Escape your life for a little while — come play in mine.

One of the many reasons I love my husband . . .

Posted by Lissa on September 29, 2010

. . . is that he doesn’t indulge in “I told you so.”

We were in a hotel over the weekend for a Mike Work Conference Thing-y and took the opportunity to play in the gym.  We do have a little gym in our apartment building here — one of the many things I’m going to miss when we move — but it has very few weight machines.  Thus, when confronted with the richness of row after row of Nautilus, I dove right in.

I was pumping out leg curls on this machine —

— when Mike wandered over from the free weights.

“Honey, you want to be careful on that one, or you won’t be able to walk,” he said mildly.

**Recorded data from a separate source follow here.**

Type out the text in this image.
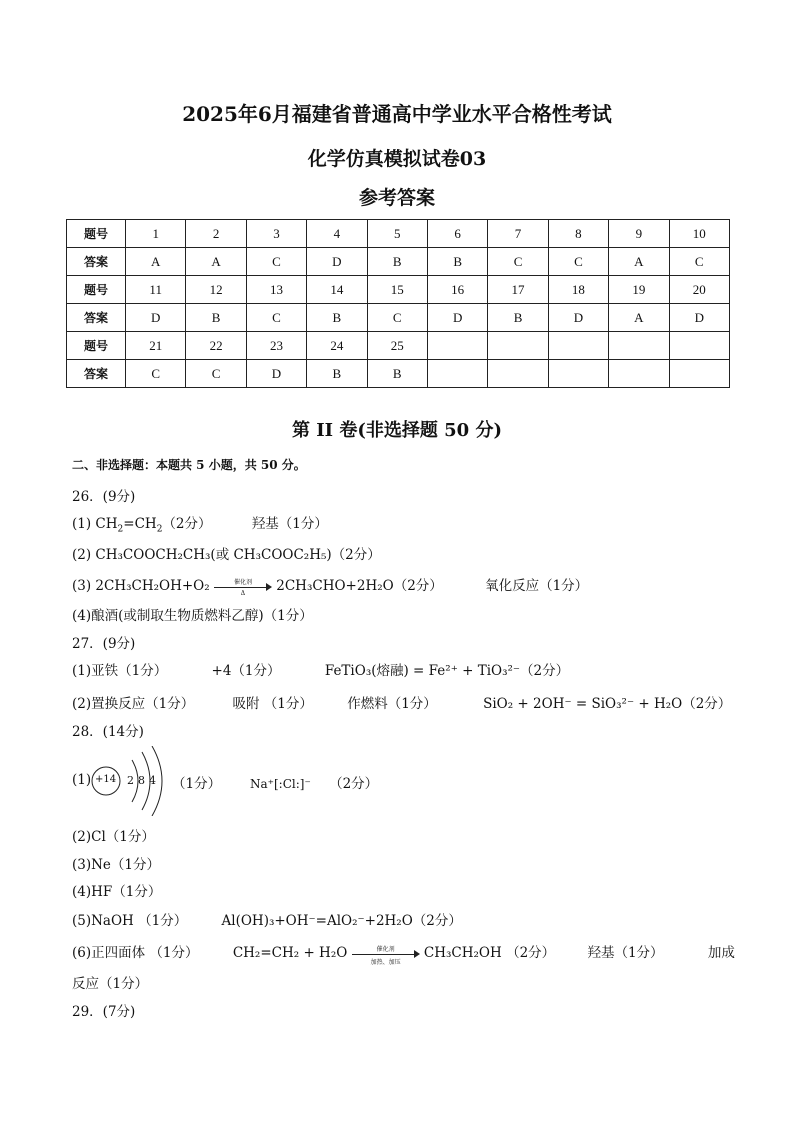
2025年6月福建省普通高中学业水平合格性考试
化学仿真模拟试卷03
参考答案
题号	1	2	3	4	5	6	7	8	9	10
答案	A	A	C	D	B	B	C	C	A	C
题号	11	12	13	14	15	16	17	18	19	20
答案	D	B	C	B	C	D	B	D	A	D
题号	21	22	23	24	25					
答案	C	C	D	B	B					
第 II 卷(非选择题 50 分)
二、非选择题：本题共 5 小题，共 50 分。
26．(9分)
(1) $CH_2=CH_2(2$分）	羟基（1分）
(2) CH₃COOCH₂CH₃(或 CH₃COOC₂H₅)（2分）
(3) 2CH₃CH₂OH+O₂	催化剂
Δ	2CH₃CHO+2H₂O（2分）	氧化反应（1分）
(4)酿酒(或制取生物质燃料乙醇)（1分）
27．(9分)
(1)亚铁（1分）	+4（1分）	FeTiO₃(熔融) = Fe²⁺ + TiO₃²⁻（2分）
(2)置换反应（1分）	吸附 （1分）	作燃料（1分）	SiO₂ + 2OH⁻ = SiO₃²⁻ + H₂O（2分）
28．(14分)
(1) +14 2 8 4 （1分） Na⁺[:Cl:]⁻ （2分）
(2)Cl（1分）
(3)Ne（1分）
(4)HF（1分）
(5)NaOH （1分）	Al(OH)₃+OH⁻=AlO₂⁻+2H₂O（2分）
(6)正四面体 （1分）	CH₂=CH₂ + H₂O	催化剂
加热、加压
CH₃CH₂OH （2分） 羟基（1分）	加成
反应（1分）
29．(7分)
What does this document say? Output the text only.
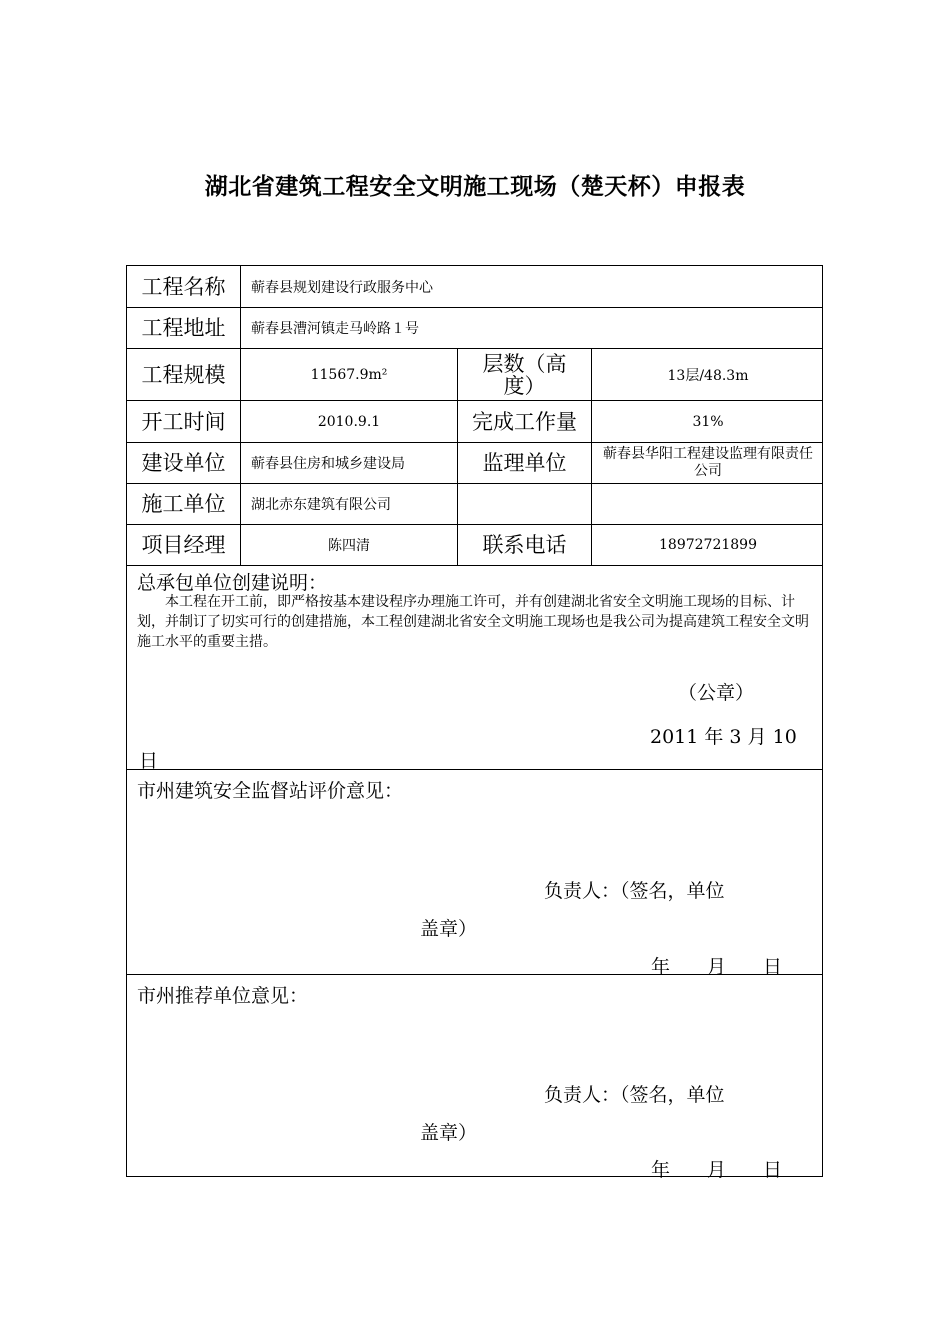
湖北省建筑工程安全文明施工现场（楚天杯）申报表
工程名称	蕲春县规划建设行政服务中心
工程地址	蕲春县漕河镇走马岭路１号
工程规模	11567.9m²	层数（高度）	13层/48.3m
开工时间	2010.9.1	完成工作量	31%
建设单位	蕲春县住房和城乡建设局	监理单位	蕲春县华阳工程建设监理有限责任公司
施工单位	湖北赤东建筑有限公司
项目经理	陈四清	联系电话	18972721899
总承包单位创建说明：
本工程在开工前，即严格按基本建设程序办理施工许可，并有创建湖北省安全文明施工现场的目标、计划，并制订了切实可行的创建措施，本工程创建湖北省安全文明施工现场也是我公司为提高建筑工程安全文明施工水平的重要主措。
（公章）
2011 年 3 月 10
日
市州建筑安全监督站评价意见：
负责人：（签名，单位
盖章）
年 月 日
市州推荐单位意见：
负责人：（签名，单位
盖章）
年 月 日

“I’m fine!!” I puffed.  “Feels good!” I panted.

Jeez, I know how to lift weights! Does Mike think he married some namby-pamby, delicate, fragile little thing? Hell no! I had a temp job moving furniture, for heavens’ sake!

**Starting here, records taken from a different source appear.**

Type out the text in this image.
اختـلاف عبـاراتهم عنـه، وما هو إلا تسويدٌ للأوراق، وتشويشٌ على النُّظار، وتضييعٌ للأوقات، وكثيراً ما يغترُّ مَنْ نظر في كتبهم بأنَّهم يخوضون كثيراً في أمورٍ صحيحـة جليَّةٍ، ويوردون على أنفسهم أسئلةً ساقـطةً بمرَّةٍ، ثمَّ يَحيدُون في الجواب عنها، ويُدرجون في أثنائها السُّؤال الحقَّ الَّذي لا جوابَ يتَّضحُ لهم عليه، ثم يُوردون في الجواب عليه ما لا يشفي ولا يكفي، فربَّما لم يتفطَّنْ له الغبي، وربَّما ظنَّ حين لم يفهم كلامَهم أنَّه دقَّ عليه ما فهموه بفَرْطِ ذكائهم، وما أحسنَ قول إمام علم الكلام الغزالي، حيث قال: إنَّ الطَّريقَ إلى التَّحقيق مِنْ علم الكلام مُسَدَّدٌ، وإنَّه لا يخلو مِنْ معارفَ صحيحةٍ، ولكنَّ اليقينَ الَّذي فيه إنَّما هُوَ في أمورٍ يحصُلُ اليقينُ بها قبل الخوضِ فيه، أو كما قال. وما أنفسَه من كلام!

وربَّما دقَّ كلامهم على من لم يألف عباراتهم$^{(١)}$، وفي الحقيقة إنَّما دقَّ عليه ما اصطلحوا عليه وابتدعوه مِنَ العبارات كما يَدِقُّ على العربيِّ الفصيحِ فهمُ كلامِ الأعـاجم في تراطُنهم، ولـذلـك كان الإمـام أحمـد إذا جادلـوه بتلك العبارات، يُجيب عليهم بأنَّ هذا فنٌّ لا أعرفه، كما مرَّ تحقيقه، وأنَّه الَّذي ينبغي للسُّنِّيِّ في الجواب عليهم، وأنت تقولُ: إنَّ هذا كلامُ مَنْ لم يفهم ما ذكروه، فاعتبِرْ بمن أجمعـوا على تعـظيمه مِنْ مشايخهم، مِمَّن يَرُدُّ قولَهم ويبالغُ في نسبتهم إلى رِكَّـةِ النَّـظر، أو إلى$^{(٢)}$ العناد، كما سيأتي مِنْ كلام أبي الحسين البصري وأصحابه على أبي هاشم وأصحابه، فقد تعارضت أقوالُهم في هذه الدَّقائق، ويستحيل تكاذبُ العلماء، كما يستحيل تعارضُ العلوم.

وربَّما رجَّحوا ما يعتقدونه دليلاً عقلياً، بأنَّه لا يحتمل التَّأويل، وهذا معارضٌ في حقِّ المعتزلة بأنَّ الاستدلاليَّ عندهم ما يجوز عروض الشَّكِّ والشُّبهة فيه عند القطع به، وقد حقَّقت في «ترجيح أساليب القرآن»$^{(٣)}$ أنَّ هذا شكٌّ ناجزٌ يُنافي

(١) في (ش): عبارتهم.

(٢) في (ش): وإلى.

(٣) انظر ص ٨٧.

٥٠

I pumped out another set to prove my point.

Ladies and gentlemen, we all see where this is going, do we not?


We finished our workout and stretching and walked up the stairs.  I admit to feeling a twinge of misgiving, seeing as how my legs didn’t quite RESPOND the way they normally do.  I took some Aleve and was relieved that everything seemed okay.

The day after (Monday) I was substantially sore.  I could *feel* what a mistake the machine, and in particular the last set of curls, had been.

And Tuesday?


I spent yesterday walking around like a 90 year old after two hip replacements. I spent more time easing myself into and out of chairs than Nomar before receiving a pitch. I was munching Aleve like they were Altoids.*  Every time I sat for longer than an hour it was almost impossible to get up again.  I was tottering around like a toddler with a full diaper.

Thank GOODNESS it’s better today.  *sigh*

And what lesson did we learn from this, boys and girls?



. . .why, what did you think I’d learned?

*No, not really. But I wanted to!!!

4 Responses to “One of the many reasons I love my husband . . .”

  1. But now I bet your legs are all tore-up with POWAHHHH!!

    Was lifting last night and I’m feelin’ it this morning. Of course I don’t push the envelope like you and Mike may…I also don’t look as good! ; ]

  2. Borepatch said

    He’s a keeper, all right.

  3. Brad K. said

    Lissa – you did try the hot tub with epsom salts, right? Maybe swishing the water and making a motorboat sound, to make your legs think they were in a whirlpool bath could heighten the effect . . or maybe just entertain the cat.

    The Nautilus is not at fault; it is the driver that steers for trouble, over-runs caution signs, etc. You just need to take the time to acclimate, so you can tell what “enough” feels like on a Nautilus, the way you have with the free weights. Stairs can do the same thing, after a certain number of repetitions.

    Take care, and best of everything.

    (Did you put a Nautilus on your wish list? How about a Nordic Trak – that should kick the Nautilus’ butt!)